Did she want Rob because Brian was smitten with him, or because he made her laugh, or because when they were making love, he made her feel like a goddess? All of the above, she decided.
Her mother was her usual charming self during dinner. Rob listened with polite interest as she chatted on about the Quilt Quorum, the books on Brian’s summer reading list, a pro golf tournament she’d seen on TV.
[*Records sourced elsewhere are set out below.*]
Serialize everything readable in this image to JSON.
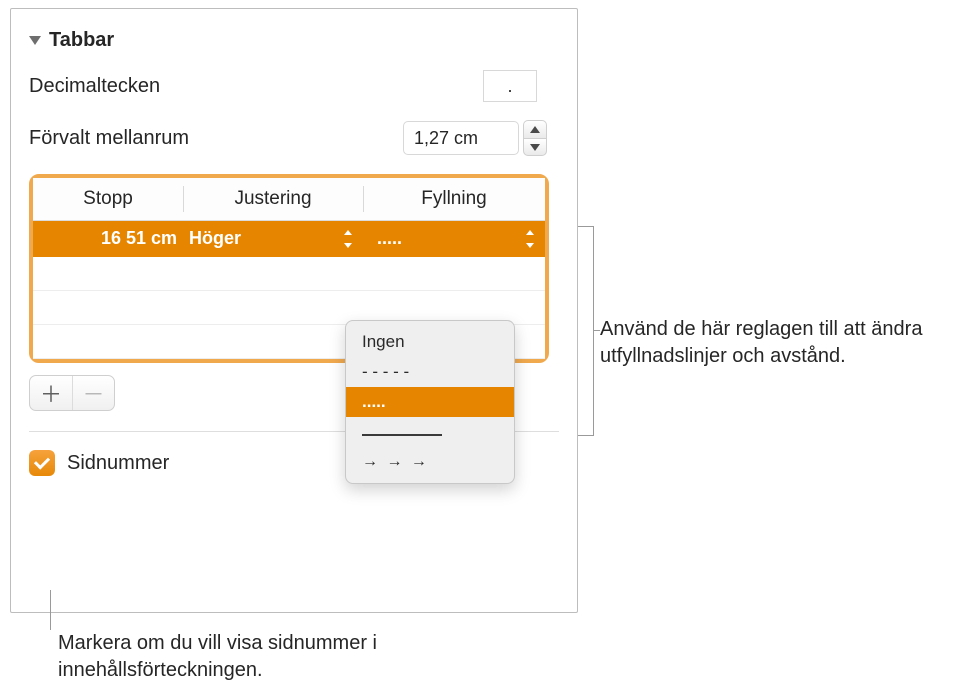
{
  "section": {
    "title": "Tabbar"
  },
  "decimal": {
    "label": "Decimaltecken",
    "value": "."
  },
  "spacing": {
    "label": "Förvalt mellanrum",
    "value": "1,27 cm"
  },
  "table": {
    "headers": {
      "stop": "Stopp",
      "align": "Justering",
      "fill": "Fyllning"
    },
    "row": {
      "stop": "16 51 cm",
      "align": "Höger",
      "fill": "....."
    }
  },
  "fillMenu": {
    "none": "Ingen",
    "dashes": "- - - - -",
    "dots": ".....",
    "arrows": "→ → →"
  },
  "pageNumbers": {
    "label": "Sidnummer",
    "checked": true
  },
  "callouts": {
    "right": "Använd de här reglagen till att ändra utfyllnadslinjer och avstånd.",
    "bottom": "Markera om du vill visa sidnummer i innehållsförteckningen."
  },
  "icons": {
    "plus": "＋",
    "minus": "－"
  }
}
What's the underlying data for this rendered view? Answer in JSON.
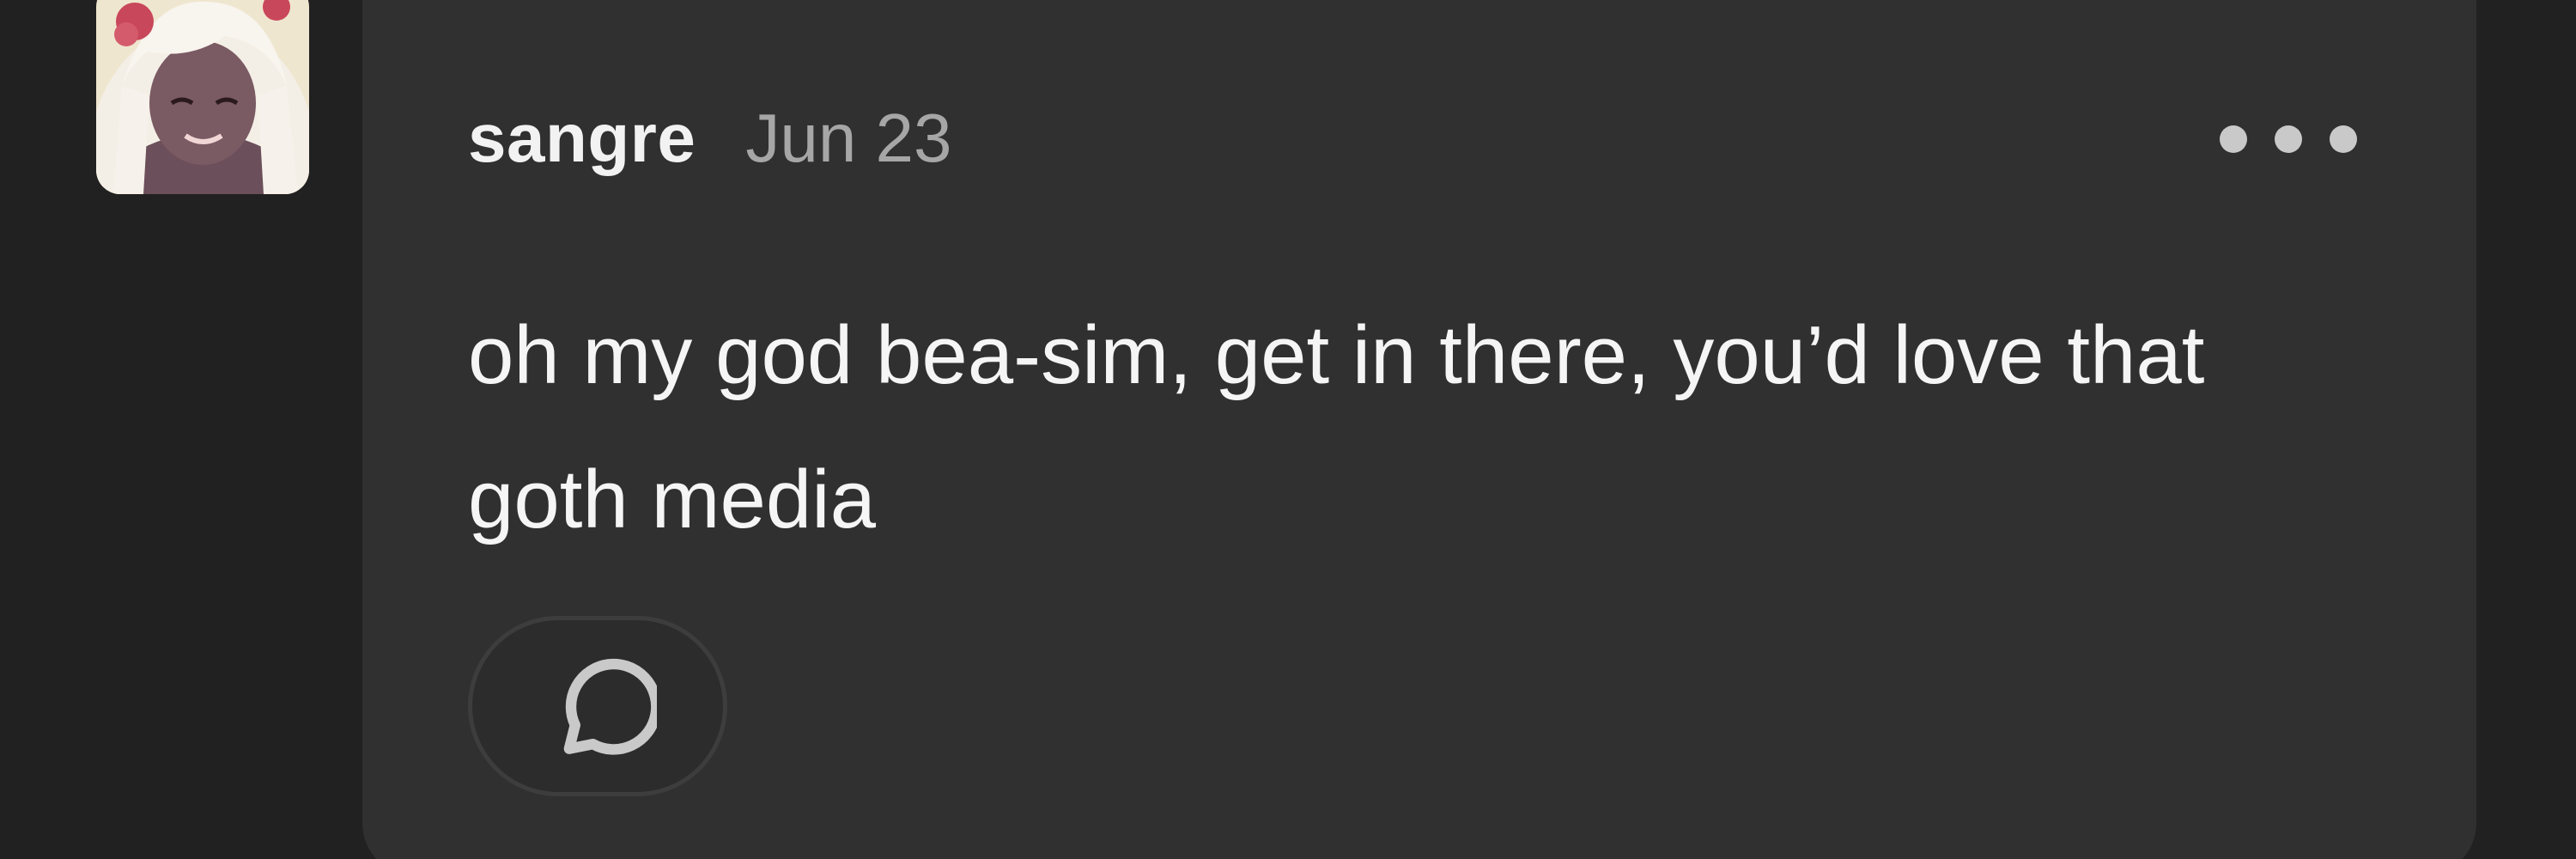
{
  "comment": {
    "username": "sangre",
    "timestamp": "Jun 23",
    "text": "oh my god bea-sim, get in there, you’d love that goth media",
    "avatar_icon": "user-avatar-illustration",
    "more_icon": "more-options-icon",
    "reply_icon": "speech-bubble-icon"
  },
  "colors": {
    "background": "#212121",
    "card": "#303030",
    "username": "#f2f2f2",
    "timestamp": "#a6a6a6",
    "text": "#f5f5f5",
    "icon": "#c9c9c9"
  }
}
The four of them ate and talked as if they had known one another forever, and there was a delightful ease between them, no strain or awkward tension. Because, she supposed, there were no expectations on either side. On the few occasions she had tried dating, the strain had been there, palpable, because an invisible weight of anticipation pressed on the shoulders of these reluctant suitors. With Rob, no expectations existed. She knew she should take comfort in that, but instead, the thought of it made her unaccountably glum.
Rob took a last swig of lemonade and carried his dessert plate to the sink. “Ladies, I can’t thank you enough for the home cooking,” he said.
“You already have,” Gwen assured him. “Those steps have been a hazard for years.” She stood to clear the table. “Brian, I’m going to need help with the dishes tonight.”
“Aw, Grammy—”
“And then I’ll need help popping the popcorn before the Sunday-night movie.”
He dragged a step stool over to the sink.
“Good night, Gwen, Brian,” said Rob, taking his hat
from his back pocket. “I’ll be back in the morning to finish up.”
Twyla followed him outside, down the new steps into the yard. “You’re not finished?”
He turned, propping one hip on a sawhorse. His eyes never left her. “Not even close to finished.” Then he blinked as if he’d been disoriented. “Actually, the steps are done, but you need a railing.”
“I’ve never had a railing here. I think it fell off before I bought the place.”
“Probably violates some building code. I might as well do it right, Twyla, okay? Humor me. I don’t get to work with my hands too often.”
Everything he said seemed to have a double meaning. Everything reminded her of last night.
“Okay, so we need a railing,” she said.
“I’d hate to think of your mom losing her footing.”
Twyla hesitated, then lowered her voice and said, “She never comes down the stairs.” Catching the expression on his face, she said, “I’m not kidding, Rob.”
He held out his hand. “Come here. Walk with me.”
It felt good to touch him again, even if it was just holding hands. They headed down the slope to where his car was parked and stood together in the yard, watching the evening breeze stir the tire swing in the big oak tree.
“I know what you’re probably thinking about my mother,” Twyla said. “Everyone considers her a charming, bright lady, a good talker and a clear thinker. That’s why her agoraphobia is so strange, and so devastating. Everyone thinks that surely she’s not the sort of person who could be afflicted with some weird psychosis.”
“That’s more or less what I was thinking,” he admitted. “I did a psych rotation in med school. Anxiety disorders are pretty common, and your mother fits the
profile. You probably know more about this than I do at this point, but I want you to know, it’s treatable.”